Thomas Dadford Sr. (died 1809) was an English canal engineer as were his sons, Thomas Dadford Jr., John Dadford, and James Dadford.

==Biography==
Thomas Dadford probably originated from Stewponey or Stourton, Staffordshire, near Stourbridge. He started as one of James Brindley's many pupil-assistants, in which capacity he worked on the Staffordshire and Worcestershire Canal and the Birmingham Canal Navigations.

He was engineer and surveyor on the Dudley Canal until 1783, and consulted by them later when they were extending through Dudley Tunnel.

- 1774 – with John Priddy he surveyed the Stroudwater Canal
- 1782 – with Thomas (Junior), he made recommendations for improvements to the River Trent.
- 1784 – advised on the Coventry Canal's aqueduct over the River Tame.
- 1789 – cutting contractor on the Cromford Canal.
- 1791, he became a shareholder of the Neath Canal.

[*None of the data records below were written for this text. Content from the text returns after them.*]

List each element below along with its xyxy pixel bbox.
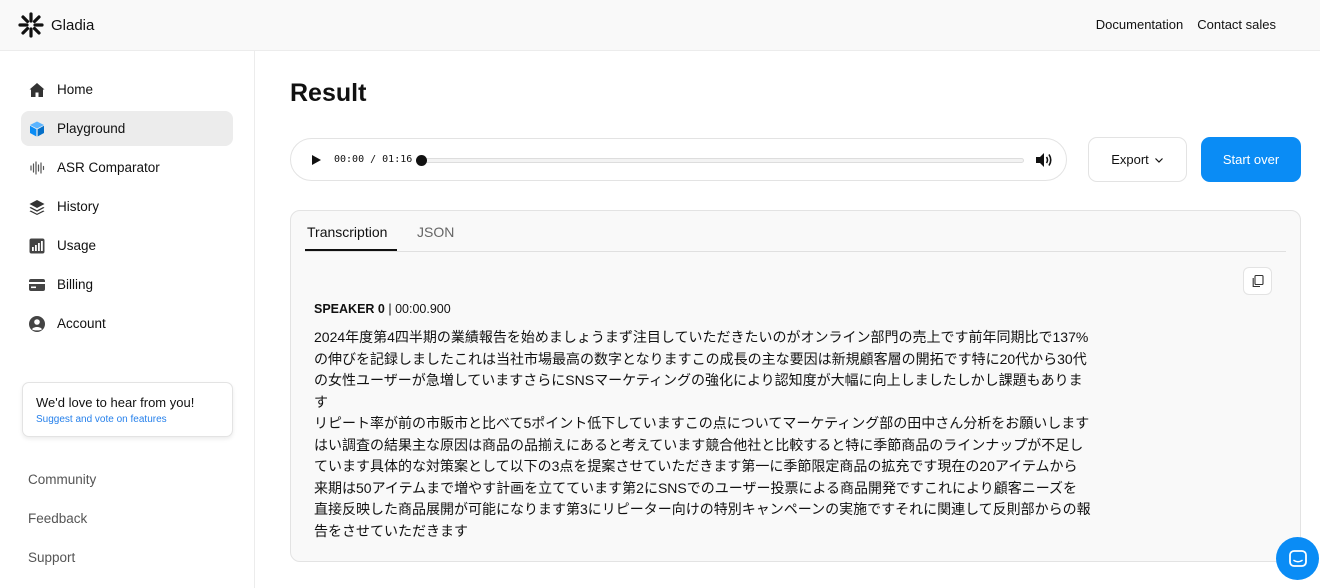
suggest-features-link[interactable]: Suggest and vote on features [36,414,232,425]
top-bar: Gladia Documentation Contact sales [0,0,1320,51]
sidebar-item-label: History [57,199,100,214]
support-link[interactable]: Support [28,550,75,565]
speaker-name: SPEAKER 0 [314,302,385,316]
sidebar-item-history[interactable]: History [21,189,233,224]
brand-name: Gladia [51,16,95,34]
bar-chart-icon [28,237,46,255]
speaker-header: SPEAKER 0 | 00:00.900 [314,302,451,316]
credit-card-icon [28,276,46,294]
volume-icon[interactable] [1034,151,1054,169]
brand-logo[interactable]: Gladia [18,12,94,38]
speaker-timestamp: 00:00.900 [395,302,451,316]
sidebar-item-home[interactable]: Home [21,72,233,107]
top-nav: Documentation Contact sales [1096,17,1276,32]
copy-icon [1252,274,1264,288]
documentation-link[interactable]: Documentation [1096,17,1183,32]
layers-icon [28,198,46,216]
result-panel: Transcription JSON SPEAKER 0 | 00:00.900… [290,210,1301,562]
sidebar: Home Playground ASR Comparator History U… [0,51,255,588]
cube-icon [28,120,46,138]
tab-json[interactable]: JSON [417,224,454,240]
sidebar-item-playground[interactable]: Playground [21,111,233,146]
export-button[interactable]: Export [1088,137,1187,182]
tab-transcription[interactable]: Transcription [307,224,387,240]
sidebar-item-label: Home [57,82,94,97]
playback-time: 00:00 / 01:16 [334,154,413,165]
transcript-text: 2024年度第4四半期の業績報告を始めましょうまず注目していただきたいのがオンラ… [314,329,1091,539]
feedback-card[interactable]: We'd love to hear from you! Suggest and … [22,382,233,437]
contact-sales-link[interactable]: Contact sales [1197,17,1276,32]
home-icon [28,81,46,99]
sidebar-item-label: ASR Comparator [57,160,160,175]
gladia-logo-icon [18,12,44,38]
sidebar-item-asr-comparator[interactable]: ASR Comparator [21,150,233,185]
tab-bar: Transcription JSON [305,211,1286,252]
export-label: Export [1111,152,1149,167]
waveform-icon [28,159,46,177]
sidebar-item-billing[interactable]: Billing [21,267,233,302]
community-link[interactable]: Community [28,472,96,487]
chevron-down-icon [1154,157,1163,163]
user-icon [28,315,46,333]
progress-track[interactable] [418,158,1024,163]
page-title: Result [290,79,367,107]
chat-support-button[interactable] [1276,537,1319,580]
sidebar-item-label: Billing [57,277,94,292]
feedback-title: We'd love to hear from you! [36,395,195,410]
sidebar-item-account[interactable]: Account [21,306,233,341]
play-icon[interactable] [309,153,323,167]
chat-icon [1288,549,1307,567]
sidebar-item-label: Playground [57,121,126,136]
sidebar-item-label: Account [57,316,106,331]
active-tab-indicator [305,249,397,251]
copy-button[interactable] [1243,267,1272,295]
start-over-button[interactable]: Start over [1201,137,1301,182]
audio-player: 00:00 / 01:16 [290,138,1067,181]
feedback-link[interactable]: Feedback [28,511,87,526]
sidebar-item-label: Usage [57,238,97,253]
sidebar-item-usage[interactable]: Usage [21,228,233,263]
progress-thumb[interactable] [416,155,427,166]
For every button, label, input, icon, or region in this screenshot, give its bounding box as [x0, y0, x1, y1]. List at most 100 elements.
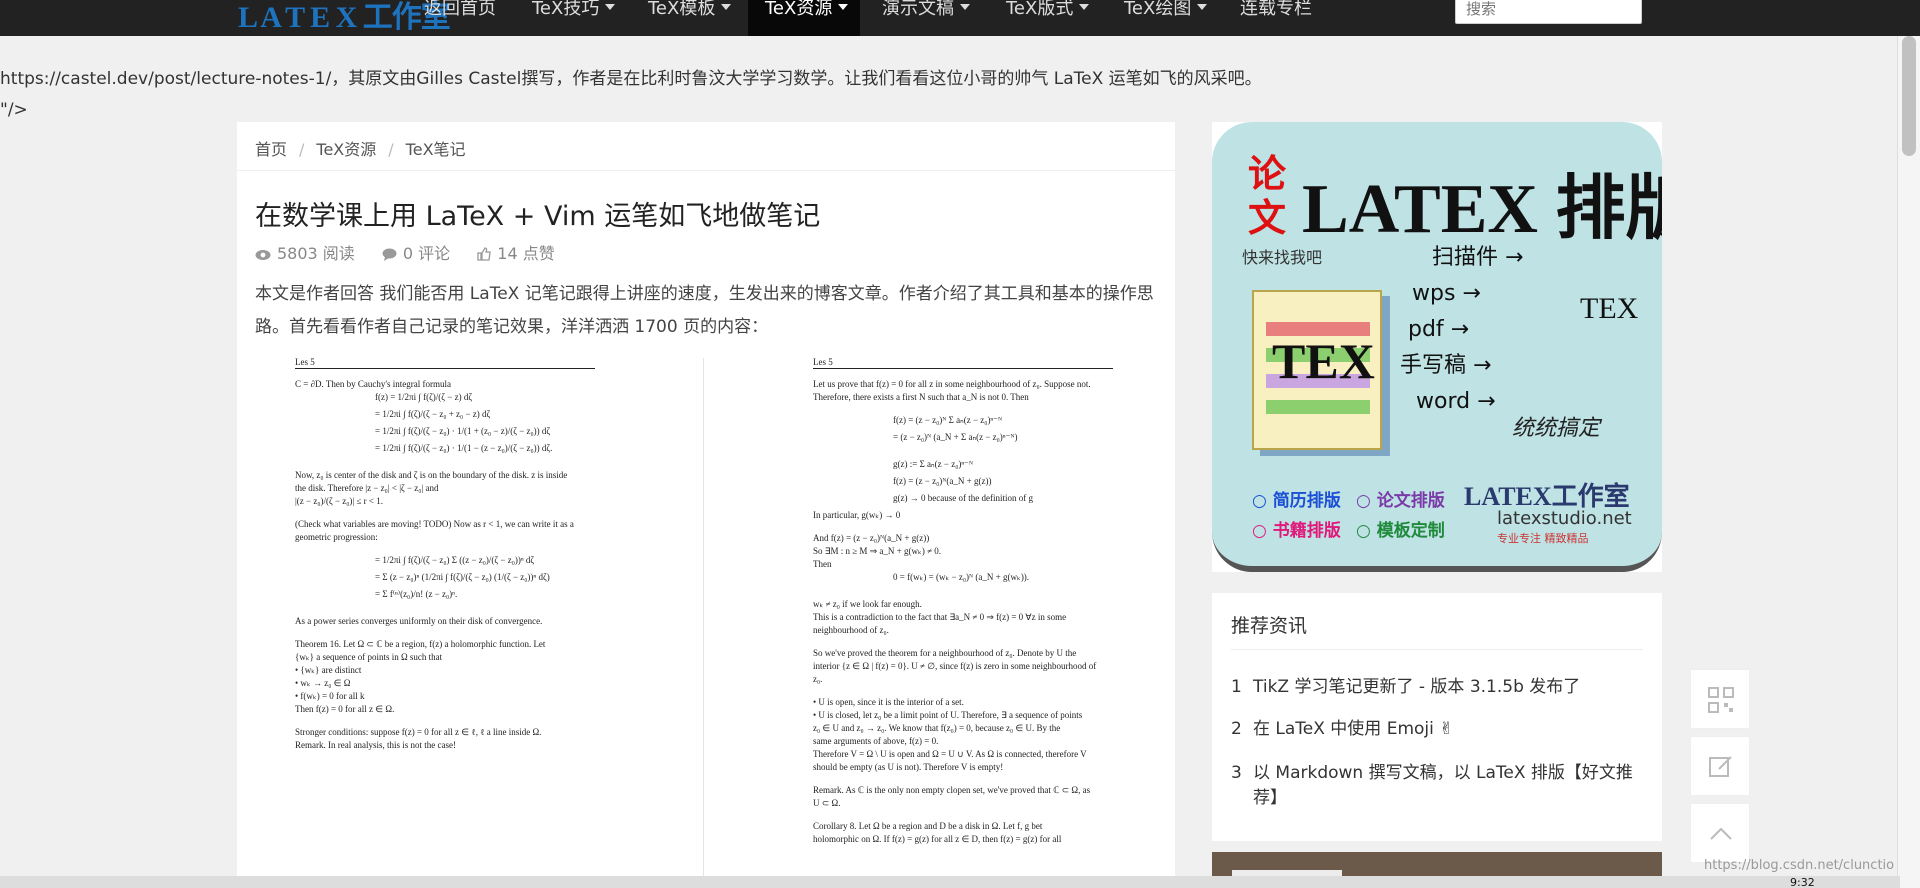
ad-paper-illustration: TEX [1252, 290, 1382, 450]
breadcrumb-tex-notes[interactable]: TeX笔记 [406, 140, 466, 159]
edit-icon [1709, 756, 1732, 777]
divider [237, 170, 1175, 171]
notes-page-header: Les 5 [813, 356, 1113, 369]
thumbs-up-icon [477, 247, 492, 261]
likes-count[interactable]: 14 点赞 [477, 244, 555, 263]
chevron-down-icon [960, 4, 970, 10]
nav-tex-resources[interactable]: TeX资源 [748, 0, 860, 36]
nav-tex-drawing[interactable]: TeX绘图 [1124, 0, 1208, 36]
chevron-down-icon [721, 4, 732, 10]
list-item-link[interactable]: 以 Markdown 撰写文稿，以 LaTeX 排版【好文推荐】 [1253, 761, 1649, 811]
notes-line: same arguments of above, f(z) = 0. [813, 736, 939, 746]
ad-service-item: ○ 论文排版 [1356, 491, 1445, 511]
notes-line: g(z) → 0 because of the definition of g [893, 493, 1033, 503]
search-input[interactable] [1455, 0, 1642, 24]
ad-arrow-item: 手写稿 → [1400, 353, 1492, 378]
divider [1231, 649, 1643, 650]
ad-arrow-item: word → [1416, 389, 1496, 414]
taskbar-clock: 9:32 [1790, 876, 1815, 888]
notes-line: Therefore, there exists a first N such t… [813, 392, 1029, 402]
ad-arrow-item: 扫描件 → [1432, 245, 1524, 270]
intro-text: https://castel.dev/post/lecture-notes-1/… [0, 69, 1262, 89]
ad-latex-logo: LATEX 排版 [1302, 171, 1662, 248]
ad-url: latexstudio.net [1497, 508, 1632, 529]
ad-card: 论文 LATEX 排版 快来找我吧 TEX 扫描件 → wps → pdf → … [1212, 122, 1662, 572]
chevron-down-icon [605, 4, 616, 10]
nav-presentations[interactable]: 演示文稿 [882, 0, 970, 36]
scrollbar-thumb[interactable] [1902, 36, 1916, 156]
notes-line: This is a contradiction to the fact that… [813, 612, 1067, 622]
ad-subtitle: 快来找我吧 [1242, 248, 1323, 267]
article-title: 在数学课上用 LaTeX + Vim 运笔如飞地做笔记 [255, 201, 821, 232]
notes-line: holomorphic on Ω. If f(z) = g(z) for all… [813, 834, 1062, 844]
eye-icon [255, 250, 271, 260]
notes-line: the disk. Therefore |z − z₀| < |ζ − z₀| … [295, 483, 439, 493]
nav-tex-tips[interactable]: TeX技巧 [532, 0, 616, 36]
back-to-top-icon [1710, 827, 1732, 840]
notes-line: = Σ (z − z₀)ⁿ (1/2πi ∫ f(ζ)/(ζ − z₀) (1/… [375, 572, 550, 582]
notes-line: Then f(z) = 0 for all z ∈ Ω. [295, 704, 395, 714]
ad-service-item: ○ 简历排版 [1252, 491, 1341, 511]
ad-service-item: ○ 模板定制 [1356, 521, 1445, 541]
notes-line: Remark. As ℂ is the only non empty clope… [813, 785, 1091, 795]
list-item-link[interactable]: 在 LaTeX 中使用 Emoji ✌ [1253, 717, 1649, 742]
notes-line: g(z) := Σ aₙ(z − z₀)ⁿ⁻ᴺ [893, 459, 974, 469]
article-meta: 5803 阅读 0 评论 14 点赞 [255, 240, 577, 264]
notes-line: z₀. [813, 674, 823, 684]
comments-count[interactable]: 0 评论 [382, 244, 450, 263]
edit-button[interactable] [1690, 736, 1750, 796]
notes-line: Remark. In real analysis, this is not th… [295, 740, 456, 750]
qrcode-button[interactable] [1690, 669, 1750, 729]
breadcrumb: 首页 / TeX资源 / TeX笔记 [255, 140, 466, 159]
nav-tex-layouts[interactable]: TeX版式 [1006, 0, 1090, 36]
stray-markup-text: "/> [0, 100, 28, 120]
ad-tagline: 专业专注 精致精品 [1497, 532, 1589, 545]
notes-line: = (z − z₀)ᴺ (a_N + Σ aₙ(z − z₀)ⁿ⁻ᴺ) [893, 432, 1018, 442]
notes-line: = 1/2πi ∫ f(ζ)/(ζ − z₀) · 1/(1 + (z₀ − z… [375, 426, 551, 436]
notes-line: |(z − z₀)/(ζ − z₀)| ≤ r < 1. [295, 496, 383, 506]
notes-line: = 1/2πi ∫ f(ζ)/(ζ − z₀ + z₀ − z) dζ [375, 409, 491, 419]
list-item-link[interactable]: TikZ 学习笔记更新了 - 版本 3.1.5b 发布了 [1253, 675, 1649, 700]
latexstudio-ad-banner[interactable]: 论文 LATEX 排版 快来找我吧 TEX 扫描件 → wps → pdf → … [1212, 122, 1662, 572]
ad-arrow-item: wps → [1412, 281, 1481, 306]
notes-line: As a power series converges uniformly on… [295, 616, 543, 626]
notes-line: interior {z ∈ Ω | f(z) = 0}. U ≠ ∅, sinc… [813, 661, 1097, 671]
notes-line: geometric progression: [295, 532, 378, 542]
ad-service-item: ○ 书籍排版 [1252, 521, 1341, 541]
chevron-down-icon [1197, 4, 1208, 10]
breadcrumb-tex-resources[interactable]: TeX资源 [316, 140, 376, 159]
notes-line: = 1/2πi ∫ f(ζ)/(ζ − z₀) Σ ((z − z₀)/(ζ −… [375, 555, 535, 565]
site-logo[interactable]: L A T E X 工作室 [238, 0, 451, 36]
breadcrumb-home[interactable]: 首页 [255, 140, 287, 159]
notes-line: {wₖ} a sequence of points in Ω such that [295, 652, 443, 662]
ad-tex-output: TEX [1580, 292, 1639, 325]
back-to-top-button[interactable] [1690, 803, 1750, 863]
notes-line: Stronger conditions: suppose f(z) = 0 fo… [295, 727, 542, 737]
notes-line: • wₖ → z₀ ∈ Ω [295, 678, 351, 688]
notes-line: f(z) = 1/2πi ∫ f(ζ)/(ζ − z) dζ [375, 392, 473, 402]
nav-serial-column[interactable]: 连载专栏 [1240, 0, 1312, 36]
qrcode-icon [1708, 687, 1734, 713]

The latter part of his career was spent in Monmouthshire, Glamorganshire, and Montgomeryshire, for example on the Monmouthshire & Brecon Canal in the early 1790s, often working with his two sons. He worked on many canal projects, including the Neath and the Aberdare, in many of which he was also a shareholder. Until 1794, with his son and Thomas Sheasby, he was engineer and contractor on the Glamorganshire Canal, until they had a row with the company and were arrested for alleged overpayments. The matter was later resolved in their favour and they were exonerated.

His last canal was the Montgomeryshire, where he succeeded his son John as engineer in July 1797.